Un oubli de changement d'adresse
L'expatrié doit pouvoir être facilement localisé. Un changement d'adresse ? Il doit au plus vite s'enregistrer auprès des autorités compétentes. Au Japon, l'expatrié doit se rendre, et auprès de sa mairie actuelle, et à sa nouvelle mairie. Il dispose d'une quinzaine de jours pour effectuer ces démarches. On imagine mal pouvoir être expulsé pour un oubli de changement d'adresse. C'est pourtant la mésaventure vécue par quelques expatriés, au Japon et au Canada. Ils plaident leur bonne foi. Les autorités brandissent leurs textes de loi. Principal reproche : sans adresse déclarée, l'expatrié n'est plus localisable. Il devient errant, hors du système. Heureusement, en pratique, de telles menaces sont rarement suivies d'effets. Il convient cependant de rester vigilent, et de se renseigner sur la procédure à suivre dès qu'un changement survient dans notre vie.
La manifestation qui dégénère
Manifester est un droit dans nombre de pays. Démonstration citoyenne de son opposition à telle ou telle mesure politique, elle n'est pas réservée à une catégorie de la population. Les expatriés peuvent, bien entendu, manifester. Les choses se compliquent lorsque des débordements viennent troubler la manifestation.
En mai dernier, une expatriée se retrouve menacée d'expulsion par les autorités françaises. Fait reproché : trouble à l'ordre public. Pourtant, la jeune femme, d'origine espagnole, vit sur le sol français depuis 17 ans. Mariée avec un Français, elle affirme avoir manifesté pacifiquement. Elle avait “juste” un bouclier de fortune. C'est ce que lui reproche la justice, définissant le bouclier comme une arme potentielle. Les avocats pointent ici une difficulté : qu'est-ce qu'un trouble à l'ordre public ? L'expression est laissée à l'appréciation de chacun.

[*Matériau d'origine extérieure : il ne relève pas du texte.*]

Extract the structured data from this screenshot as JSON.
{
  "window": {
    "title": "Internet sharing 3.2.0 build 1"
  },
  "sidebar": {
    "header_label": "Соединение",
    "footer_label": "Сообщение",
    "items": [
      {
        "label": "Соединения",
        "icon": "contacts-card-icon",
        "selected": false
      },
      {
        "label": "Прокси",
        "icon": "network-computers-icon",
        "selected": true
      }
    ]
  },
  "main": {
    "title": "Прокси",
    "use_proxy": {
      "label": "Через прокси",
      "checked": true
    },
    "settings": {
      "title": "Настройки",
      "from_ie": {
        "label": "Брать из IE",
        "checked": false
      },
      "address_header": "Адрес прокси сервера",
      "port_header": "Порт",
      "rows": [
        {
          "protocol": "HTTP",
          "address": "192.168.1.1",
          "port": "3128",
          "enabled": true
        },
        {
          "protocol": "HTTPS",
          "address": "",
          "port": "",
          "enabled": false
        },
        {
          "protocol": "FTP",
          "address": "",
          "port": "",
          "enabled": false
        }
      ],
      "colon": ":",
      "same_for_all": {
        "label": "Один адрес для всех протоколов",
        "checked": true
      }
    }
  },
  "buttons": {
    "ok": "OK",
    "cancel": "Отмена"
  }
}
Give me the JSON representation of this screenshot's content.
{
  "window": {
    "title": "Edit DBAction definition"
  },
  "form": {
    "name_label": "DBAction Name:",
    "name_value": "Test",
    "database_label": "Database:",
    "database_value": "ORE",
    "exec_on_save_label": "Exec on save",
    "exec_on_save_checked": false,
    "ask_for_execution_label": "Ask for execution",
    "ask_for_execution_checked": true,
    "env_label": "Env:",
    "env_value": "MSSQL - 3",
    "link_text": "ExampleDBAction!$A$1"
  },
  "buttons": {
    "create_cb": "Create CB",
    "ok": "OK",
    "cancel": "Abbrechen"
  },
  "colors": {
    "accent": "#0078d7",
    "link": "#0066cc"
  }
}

Dans ce cas précis, les avocats dénoncent une interprétation très stricte des textes de loi.
Des amours compliquées
Il s'agit, ici, plus d'un manque de communication aux conséquences fâcheuses. Quand un expatrié Espagnol perd, subitement, tout contact avec sa petite amie japonaise, il s'inquiète et lui envoie des messages. Aucune réponse. Il prend peur, va la voir devant chez elle. C'est la nuit, mais ils avaient l'habitude d'aller dormir, chez l'un ou chez l'autre. La jeune fille le voit par la fenêtre de son appartement, lui envoie un message, menace d'appeler la police. Le petit-ami ne comprend rien et insiste pour lui parler. Elle lui dit - toujours par message - de patienter. Quelques minutes plus tard, des policiers débarquent, interpellent l'homme, l'embarquent dans leur commissariat, prennent ses papiers et l'accusent : il peut se faire expulser pour ça. On ne va pas laisser les stalker semer le trouble sur le sol japonais. L'homme panique et tente de s'expliquer. Après une nuit passée au poste, il ressort finalement libre, mais non sans avoir signé une décharge l'interdisant de revenir dans la zone de résidence de sa petite-amie. Petite-amie qui a indiqué aux policiers qu'elle avant rompu avec l'homme : elle ne le lui avait pas dit clairement, mais pensait que son silence suffisait à acter la rupture. Un fait divers moins rare qu'il n'y paraît.
Des cas parfois extrêmes, mais qui rappellent que l'expatrié reste dans une position parfois bancale. Ni complètement du pays, ni complétement dehors. La justice même peut se montrer partiale, jugeant plus sévèrement des faits commis par un immigré.